GERAL
05/09/2026 às 09:14 por Patrick Siede


PGR vai investigar possível interferência em relatório da PF sobre caso Master

PGR vai investigar possível interferência em relatório da PF sobre caso Master
Foto: Adriano Machado/Reuters

A Procuradoria-Geral da República (PGR) informou ao Supremo Tribunal Federal (STF) que vai apurar se houve ordem ou interferência externa na elaboração de um relatório da Polícia Federal que reuniu mensagens enviadas pelo ex-banqueiro Daniel Vorcaro, antigo dono do Banco Master, ao ministro Alexandre de Moraes.
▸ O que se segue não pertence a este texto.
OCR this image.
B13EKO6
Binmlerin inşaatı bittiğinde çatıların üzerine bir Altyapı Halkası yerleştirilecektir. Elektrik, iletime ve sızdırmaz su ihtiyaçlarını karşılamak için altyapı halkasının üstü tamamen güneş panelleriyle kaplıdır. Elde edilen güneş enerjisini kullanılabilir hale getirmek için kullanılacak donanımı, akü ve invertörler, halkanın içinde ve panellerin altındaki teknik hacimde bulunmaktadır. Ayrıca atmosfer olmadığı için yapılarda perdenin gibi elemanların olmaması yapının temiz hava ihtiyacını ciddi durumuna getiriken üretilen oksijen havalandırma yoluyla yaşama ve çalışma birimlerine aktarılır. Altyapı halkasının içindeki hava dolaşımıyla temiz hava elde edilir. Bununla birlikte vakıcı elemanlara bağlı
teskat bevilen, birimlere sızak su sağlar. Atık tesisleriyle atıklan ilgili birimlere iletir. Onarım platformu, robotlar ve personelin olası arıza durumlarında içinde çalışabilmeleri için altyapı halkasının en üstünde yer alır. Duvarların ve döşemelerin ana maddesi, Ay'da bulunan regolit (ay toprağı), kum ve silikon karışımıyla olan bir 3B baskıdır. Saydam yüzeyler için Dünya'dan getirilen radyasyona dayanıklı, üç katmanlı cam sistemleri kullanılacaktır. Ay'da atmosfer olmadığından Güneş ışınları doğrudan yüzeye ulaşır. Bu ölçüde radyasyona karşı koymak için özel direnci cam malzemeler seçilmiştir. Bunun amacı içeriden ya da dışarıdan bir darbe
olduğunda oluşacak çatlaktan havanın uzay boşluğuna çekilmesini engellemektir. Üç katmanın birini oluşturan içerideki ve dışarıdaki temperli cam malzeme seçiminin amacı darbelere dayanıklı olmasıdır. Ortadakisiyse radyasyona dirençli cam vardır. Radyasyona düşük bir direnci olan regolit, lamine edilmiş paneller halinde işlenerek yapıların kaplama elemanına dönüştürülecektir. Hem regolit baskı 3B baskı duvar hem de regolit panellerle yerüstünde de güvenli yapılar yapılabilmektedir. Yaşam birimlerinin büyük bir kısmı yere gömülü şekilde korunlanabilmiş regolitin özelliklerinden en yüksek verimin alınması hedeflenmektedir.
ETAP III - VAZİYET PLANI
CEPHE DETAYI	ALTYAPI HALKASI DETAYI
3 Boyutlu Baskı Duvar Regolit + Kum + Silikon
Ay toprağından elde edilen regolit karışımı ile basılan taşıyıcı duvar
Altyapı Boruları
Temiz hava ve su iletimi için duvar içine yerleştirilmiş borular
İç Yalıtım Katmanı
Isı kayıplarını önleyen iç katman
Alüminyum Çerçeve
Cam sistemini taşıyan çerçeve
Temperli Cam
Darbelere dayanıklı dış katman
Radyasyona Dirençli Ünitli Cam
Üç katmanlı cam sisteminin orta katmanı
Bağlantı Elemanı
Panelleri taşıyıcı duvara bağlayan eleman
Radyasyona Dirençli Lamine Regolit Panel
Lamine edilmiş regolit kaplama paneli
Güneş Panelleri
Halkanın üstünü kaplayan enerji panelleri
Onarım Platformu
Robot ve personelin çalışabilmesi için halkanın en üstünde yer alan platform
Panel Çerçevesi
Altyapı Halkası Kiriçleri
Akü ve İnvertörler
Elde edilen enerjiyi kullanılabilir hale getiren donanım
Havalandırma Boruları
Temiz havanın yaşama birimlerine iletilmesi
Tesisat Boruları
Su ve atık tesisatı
O procurador-geral da República, Paulo Gonet, pediu que a Polícia Federal seja notificada para explicar as circunstâncias em que o documento foi produzido. Segundo a PGR, o Ministério Público não teve oportunidade de se manifestar previamente sobre a investigação e teria ficado impedido de exercer o controle externo da atividade policial.

Gonet já havia solicitado a nulidade do relatório. Para a Procuradoria, uma determinação para que a PF investigue pessoas específicas sem pedido do Ministério Público ou da própria polícia ultrapassaria os limites de atuação de um ministro do Supremo na fase anterior à abertura de uma ação penal.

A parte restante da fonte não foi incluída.